At home, I love reaching out into that absolute silence, when you can hear the owl or the wind.
Amanda Harlech

Ich komme aus einer großen Familie. Wir sind vier Geschwister. Meine ersten essenziellen Lebenslektionen waren also, dass der Lieblingsjoghurt im Kühlschrank auch nicht mittels  Zettel und der Aufschrift „Meins. ICH MEINE ES ERNST“ gerettet werden kann. Dass man den Schlüssel beim aufs Klo gehen ausnahmslos vorher umdrehen sollte und als wichtigste Regel: Der Letzte muss das Bad putzen. Anders gesagt: Sei niemals langsam. Egal bei was.

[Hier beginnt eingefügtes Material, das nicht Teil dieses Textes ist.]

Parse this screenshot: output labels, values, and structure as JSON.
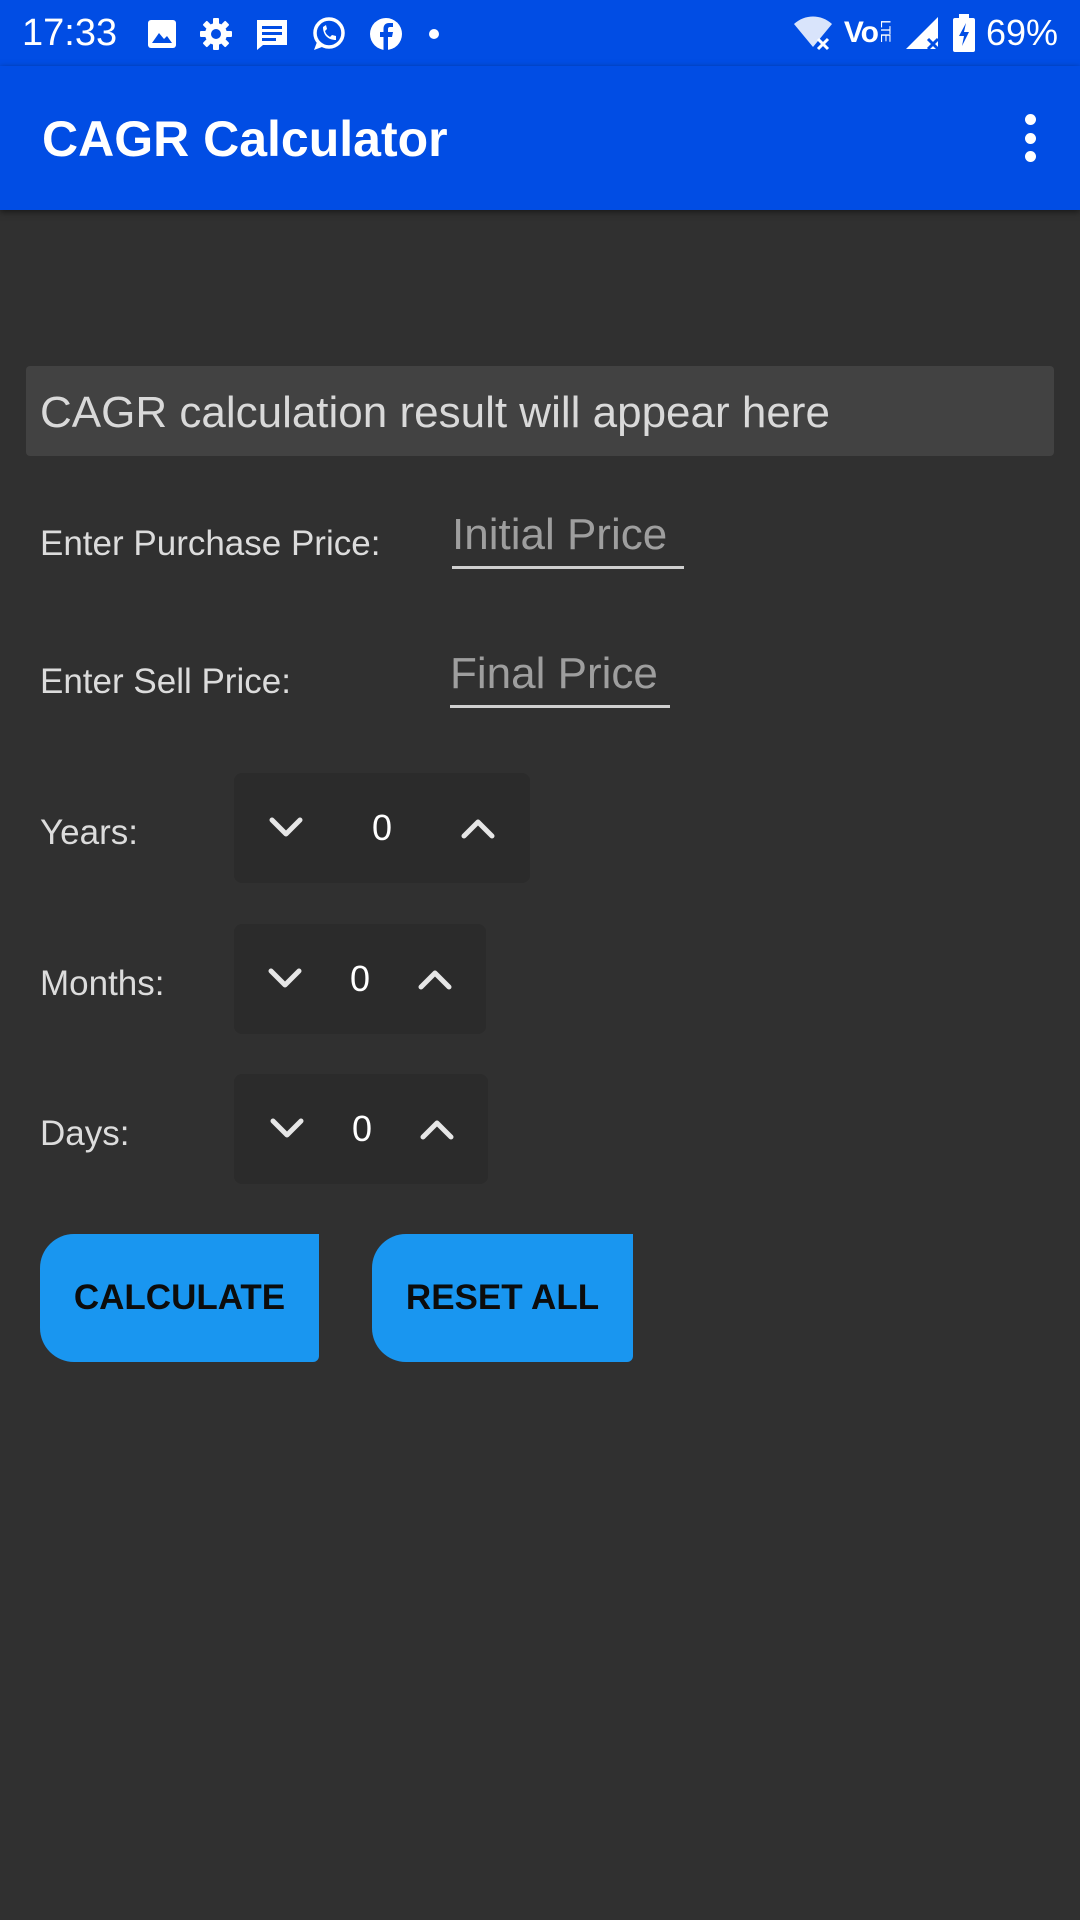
{
  "status_bar": {
    "time": "17:33",
    "battery": "69%",
    "network": "Vo",
    "network_sub": "LTE",
    "left_icons": [
      "gallery-icon",
      "settings-icon",
      "messages-icon",
      "whatsapp-icon",
      "facebook-icon",
      "dot-icon"
    ],
    "right_icons": [
      "wifi-icon",
      "signal-icon",
      "battery-charging-icon"
    ]
  },
  "app_bar": {
    "title": "CAGR Calculator",
    "menu_icon": "more-vertical-icon"
  },
  "result": {
    "text": "CAGR calculation result will appear here"
  },
  "form": {
    "purchase": {
      "label": "Enter Purchase Price:",
      "placeholder": "Initial Price"
    },
    "sell": {
      "label": "Enter Sell Price:",
      "placeholder": "Final Price"
    },
    "years": {
      "label": "Years:",
      "value": "0"
    },
    "months": {
      "label": "Months:",
      "value": "0"
    },
    "days": {
      "label": "Days:",
      "value": "0"
    }
  },
  "actions": {
    "calculate": "CALCULATE",
    "reset": "RESET ALL"
  },
  "colors": {
    "primary": "#014de4",
    "background": "#303030",
    "button": "#1996f0",
    "result_bg": "#424242"
  }
}
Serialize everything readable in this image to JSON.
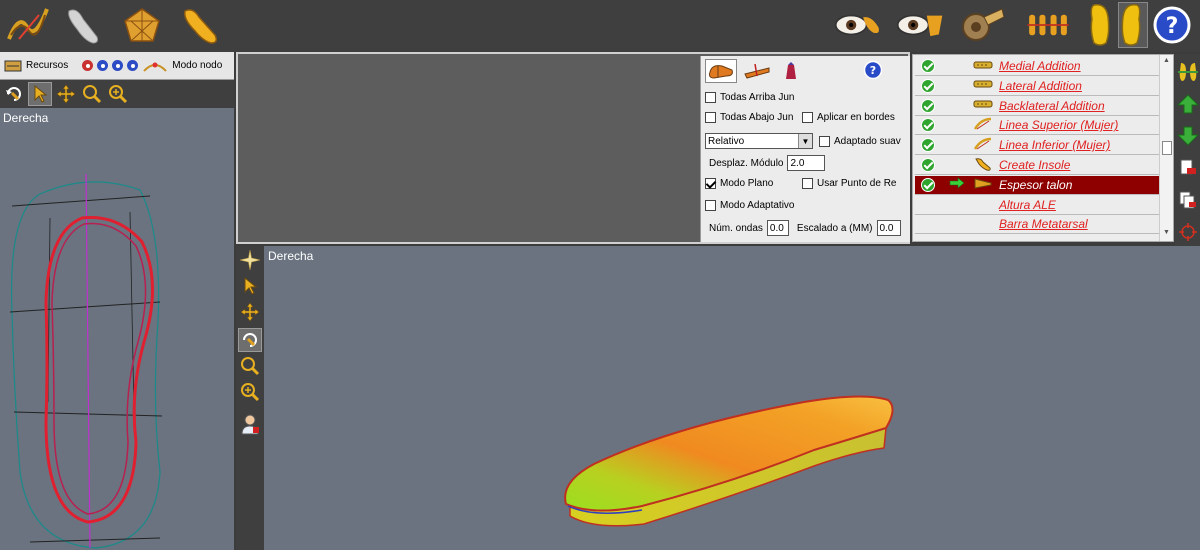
{
  "window": {
    "accent": "#8e0000"
  },
  "left_panel": {
    "toolbar_label": "Recursos",
    "mode_label": "Modo nodo",
    "view_title": "Derecha"
  },
  "properties": {
    "todas_arriba": "Todas Arriba Jun",
    "todas_abajo": "Todas Abajo Jun",
    "aplicar_bordes": "Aplicar en bordes",
    "mode_select": "Relativo",
    "adaptado": "Adaptado suav",
    "desplaz_label": "Desplaz. Módulo",
    "desplaz_value": "2.0",
    "modo_plano": "Modo Plano",
    "usar_punto": "Usar Punto de Re",
    "modo_adaptativo": "Modo Adaptativo",
    "num_ondas_label": "Núm. ondas",
    "num_ondas_value": "0.0",
    "escalado_label": "Escalado a (MM)",
    "escalado_value": "0.0",
    "help_icon": "help-icon"
  },
  "operations": [
    {
      "label": "Medial Addition",
      "checked": true,
      "selected": false
    },
    {
      "label": "Lateral Addition",
      "checked": true,
      "selected": false
    },
    {
      "label": "Backlateral Addition",
      "checked": true,
      "selected": false
    },
    {
      "label": "Linea Superior (Mujer)",
      "checked": true,
      "selected": false
    },
    {
      "label": "Linea Inferior (Mujer)",
      "checked": true,
      "selected": false
    },
    {
      "label": "Create Insole",
      "checked": true,
      "selected": false
    },
    {
      "label": "Espesor talon",
      "checked": true,
      "selected": true
    },
    {
      "label": "Altura ALE",
      "checked": false,
      "selected": false
    },
    {
      "label": "Barra Metatarsal",
      "checked": false,
      "selected": false
    }
  ],
  "view3d": {
    "title": "Derecha"
  }
}
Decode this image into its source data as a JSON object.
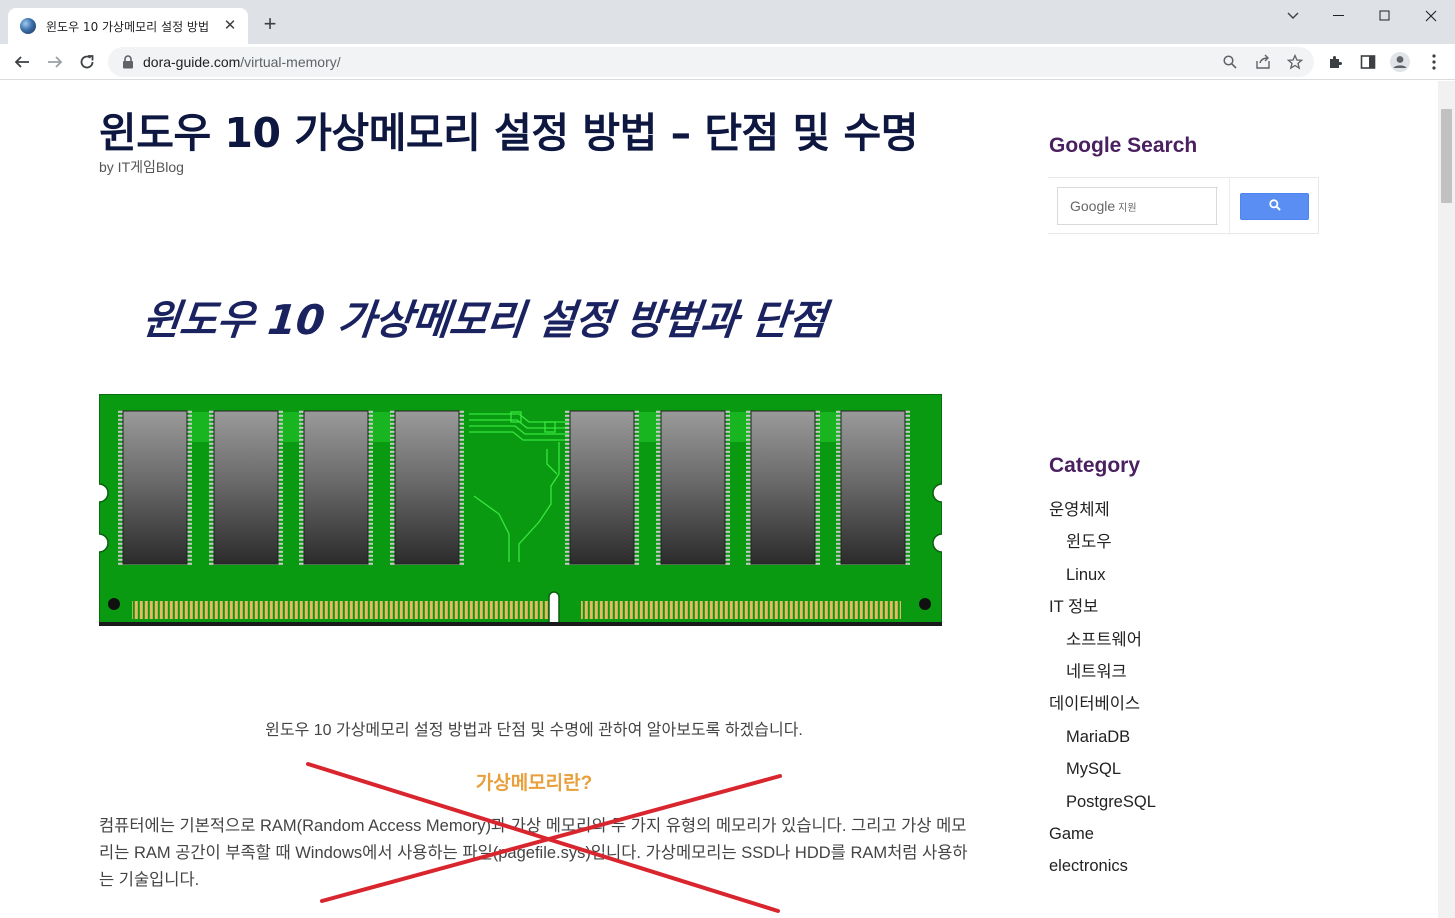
{
  "browser": {
    "tab_title": "윈도우 10 가상메모리 설정 방법",
    "url_domain": "dora-guide.com",
    "url_path": "/virtual-memory/",
    "new_tab_label": "+",
    "tab_close_label": "✕"
  },
  "post": {
    "title": "윈도우 10 가상메모리 설정 방법 – 단점 및 수명",
    "byline": "by IT게임Blog",
    "hero_caption": "윈도우 10 가상메모리 설정 방법과 단점",
    "intro": "윈도우 10 가상메모리 설정 방법과 단점 및 수명에 관하여 알아보도록 하겠습니다.",
    "section_heading": "가상메모리란?",
    "paragraph": "컴퓨터에는 기본적으로 RAM(Random Access Memory)과 가상 메모리의 두 가지 유형의 메모리가 있습니다. 그리고 가상 메모리는 RAM 공간이 부족할 때 Windows에서 사용하는 파일(pagefile.sys)입니다. 가상메모리는 SSD나 HDD를 RAM처럼 사용하는 기술입니다."
  },
  "sidebar": {
    "search_title": "Google Search",
    "search_placeholder_brand": "Google",
    "search_placeholder_suffix": "지원",
    "category_title": "Category",
    "categories": [
      {
        "label": "운영체제",
        "sub": false
      },
      {
        "label": "윈도우",
        "sub": true
      },
      {
        "label": "Linux",
        "sub": true
      },
      {
        "label": "IT 정보",
        "sub": false
      },
      {
        "label": "소프트웨어",
        "sub": true
      },
      {
        "label": "네트워크",
        "sub": true
      },
      {
        "label": "데이터베이스",
        "sub": false
      },
      {
        "label": "MariaDB",
        "sub": true
      },
      {
        "label": "MySQL",
        "sub": true
      },
      {
        "label": "PostgreSQL",
        "sub": true
      },
      {
        "label": "Game",
        "sub": false
      },
      {
        "label": "electronics",
        "sub": false
      }
    ]
  },
  "colors": {
    "title": "#0d1740",
    "widget_title": "#4a2060",
    "section_heading": "#e8a03c",
    "crossout": "#d9262e",
    "pcb_green": "#0a9a12"
  },
  "icons": [
    "globe-favicon",
    "close-icon",
    "plus-icon",
    "chevron-down-icon",
    "minimize-icon",
    "maximize-icon",
    "window-close-icon",
    "back-arrow-icon",
    "forward-arrow-icon",
    "reload-icon",
    "lock-icon",
    "zoom-icon",
    "share-icon",
    "star-icon",
    "puzzle-icon",
    "side-panel-icon",
    "profile-icon",
    "kebab-menu-icon",
    "search-icon"
  ]
}
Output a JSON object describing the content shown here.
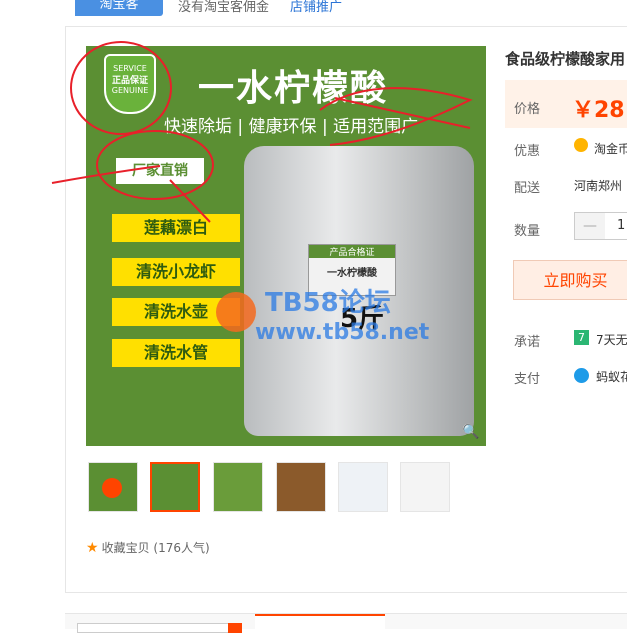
{
  "topbar": {
    "tag": "淘宝客",
    "text": "没有淘宝客佣金",
    "link": "店铺推广"
  },
  "product_image": {
    "title": "一水柠檬酸",
    "subtitle": "快速除垢 | 健康环保 | 适用范围广",
    "badge_line1": "SERVICE",
    "badge_line2": "正品保证",
    "badge_line3": "GENUINE",
    "ribbon": "厂家直销",
    "uses": [
      "莲藕漂白",
      "清洗小龙虾",
      "清洗水壶",
      "清洗水管"
    ],
    "bag_label": "产品合格证",
    "bag_name": "一水柠檬酸",
    "bag_weight": "5斤",
    "watermark1": "TB58论坛",
    "watermark2": "www.tb58.net"
  },
  "favorite": {
    "label": "收藏宝贝",
    "count": "(176人气)"
  },
  "product": {
    "title": "食品级柠檬酸家用",
    "price_label": "价格",
    "price": "￥28",
    "discount_label": "优惠",
    "discount_value": "淘金币",
    "ship_label": "配送",
    "ship_value": "河南郑州",
    "qty_label": "数量",
    "qty_value": "1",
    "buy_label": "立即购买",
    "promise_label": "承诺",
    "promise_value": "7天无",
    "pay_label": "支付",
    "pay_value": "蚂蚁花"
  },
  "colors": {
    "brand": "#ff4400",
    "green": "#5b8f33",
    "yellow": "#ffe000"
  }
}
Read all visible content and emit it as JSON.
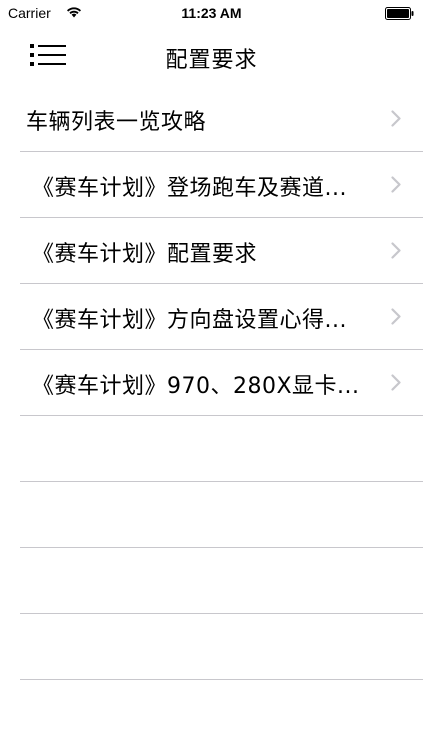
{
  "status_bar": {
    "carrier": "Carrier",
    "time": "11:23 AM"
  },
  "nav": {
    "title": "配置要求",
    "menu_icon": "menu-list-icon"
  },
  "list": {
    "items": [
      {
        "label": "车辆列表一览攻略"
      },
      {
        "label": "《赛车计划》登场跑车及赛道..."
      },
      {
        "label": "《赛车计划》配置要求"
      },
      {
        "label": "《赛车计划》方向盘设置心得..."
      },
      {
        "label": "《赛车计划》970、280X显卡..."
      }
    ],
    "chevron_color": "#c7c7cc",
    "separator_color": "#c8c7cc"
  }
}
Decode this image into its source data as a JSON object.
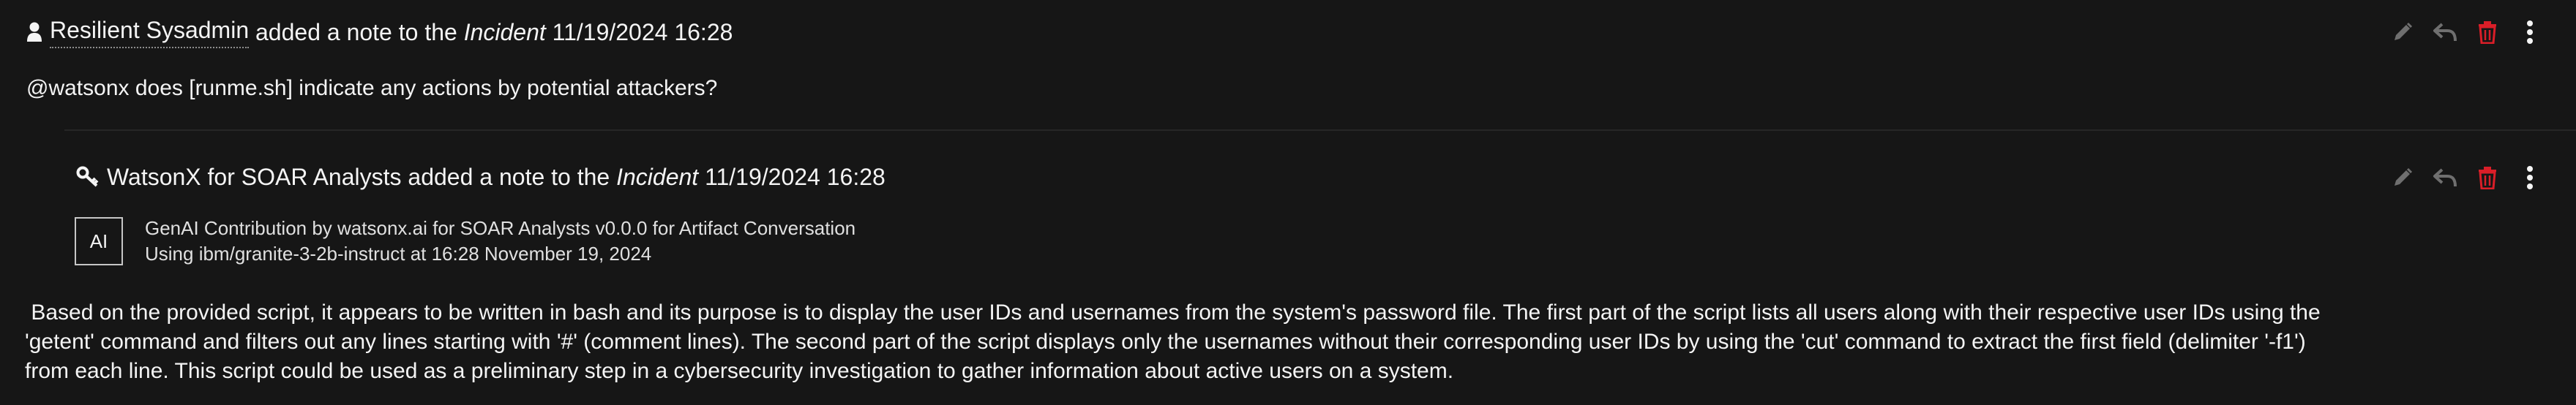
{
  "note1": {
    "author": "Resilient Sysadmin",
    "verb": "added a note to the",
    "object": "Incident",
    "timestamp": "11/19/2024 16:28",
    "text": "@watsonx does [runme.sh] indicate any actions by potential attackers?"
  },
  "note2": {
    "author": "WatsonX for SOAR Analysts",
    "verb": "added a note to the",
    "object": "Incident",
    "timestamp": "11/19/2024 16:28",
    "badge": "AI",
    "contribution_line1": "GenAI Contribution by watsonx.ai for SOAR Analysts v0.0.0 for Artifact Conversation",
    "contribution_line2": "Using ibm/granite-3-2b-instruct at 16:28 November 19, 2024",
    "paragraph_lines": [
      " Based on the provided script, it appears to be written in bash and its purpose is to display the user IDs and usernames from the system's password file. The first part of the script lists all users along with their respective user IDs using the",
      "'getent' command and filters out any lines starting with '#' (comment lines). The second part of the script displays only the usernames without their corresponding user IDs by using the 'cut' command to extract the first field (delimiter '-f1')",
      "from each line. This script could be used as a preliminary step in a cybersecurity investigation to gather information about active users on a system."
    ]
  },
  "icons": {
    "user": "user-icon",
    "key": "key-icon",
    "edit": "edit-icon",
    "reply": "reply-icon",
    "delete": "delete-icon",
    "overflow": "overflow-menu-icon"
  },
  "colors": {
    "background": "#161616",
    "text": "#f4f4f4",
    "icon_muted": "#6f6f6f",
    "delete_red": "#da1e28"
  }
}
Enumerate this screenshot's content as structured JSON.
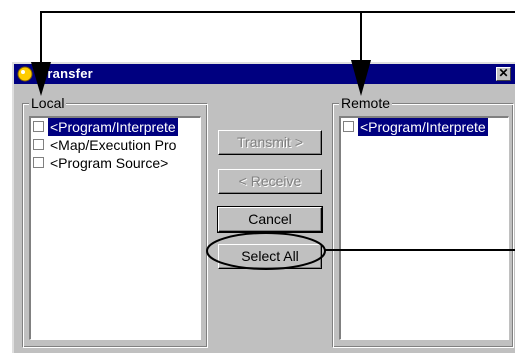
{
  "window": {
    "title": "Transfer",
    "close_glyph": "✕"
  },
  "local": {
    "label": "Local",
    "items": [
      {
        "label": "<Program/Interprete",
        "selected": true
      },
      {
        "label": "<Map/Execution Pro",
        "selected": false
      },
      {
        "label": "<Program Source>",
        "selected": false
      }
    ]
  },
  "remote": {
    "label": "Remote",
    "items": [
      {
        "label": "<Program/Interprete",
        "selected": true
      }
    ]
  },
  "buttons": {
    "transmit": "Transmit >",
    "receive": "< Receive",
    "cancel": "Cancel",
    "select_all": "Select All"
  }
}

Was ich hingegen nicht gelernt habe, ist allein  sein. Als kleines Mädchen bin ich jede – und ich meine jede verdammte Nacht ins Nebenzimmer geschlichen, in dem meine Brüder in ihrem Doppelbett geschlafen haben, um mich dazu zu legen. Ich hatte Angst davor allein zu schlafen. Und außerdem Angst vor Einbrechern. Wahlweise habe ich auch einen von beiden mehr oder weniger wachgerüttelt, um ihn dann halb ziehend, halb tragend in mein Bett zu verfrachten. Ich hoffe ernsthaft, dass sie deswegen keine unterbewussten Traumata erlitten haben, die dann irgendwann bei einer zukünftigen Freundin zum Vorschein treten. (Falls ja, dann an dieser Stelle schon mal ein großes Sorry vorab!) Und ich hatte nicht nur Angst vor Einbrechern und dem alleine schlafen – ich hatte zudem noch eine Riesenangst in dunklen Zimmern. Wenn ich nachts auf die Toilette musste, konnte ich lichtermäßig quasi ein ganzes Festival ausleuchten. Am Wichtigsten war aber das letzte Licht: Die Nachttischlampe. Wenn die nämlich mal kaputt war, dann musste man kreativ werden. Ich habe mir immer vorgestellt, dass unter dem Bett eine klauenartige Hand hervorkommen könnte und mich am Fuß hinunter in die Tiefe reißen könnte. Deswegen bin ich olympiaverdächtig  durch das halbe Zimmer in mein Bett gesprungen, um diesem Horrorszenario ja zu entgehen! Mit Licht an versteht sich.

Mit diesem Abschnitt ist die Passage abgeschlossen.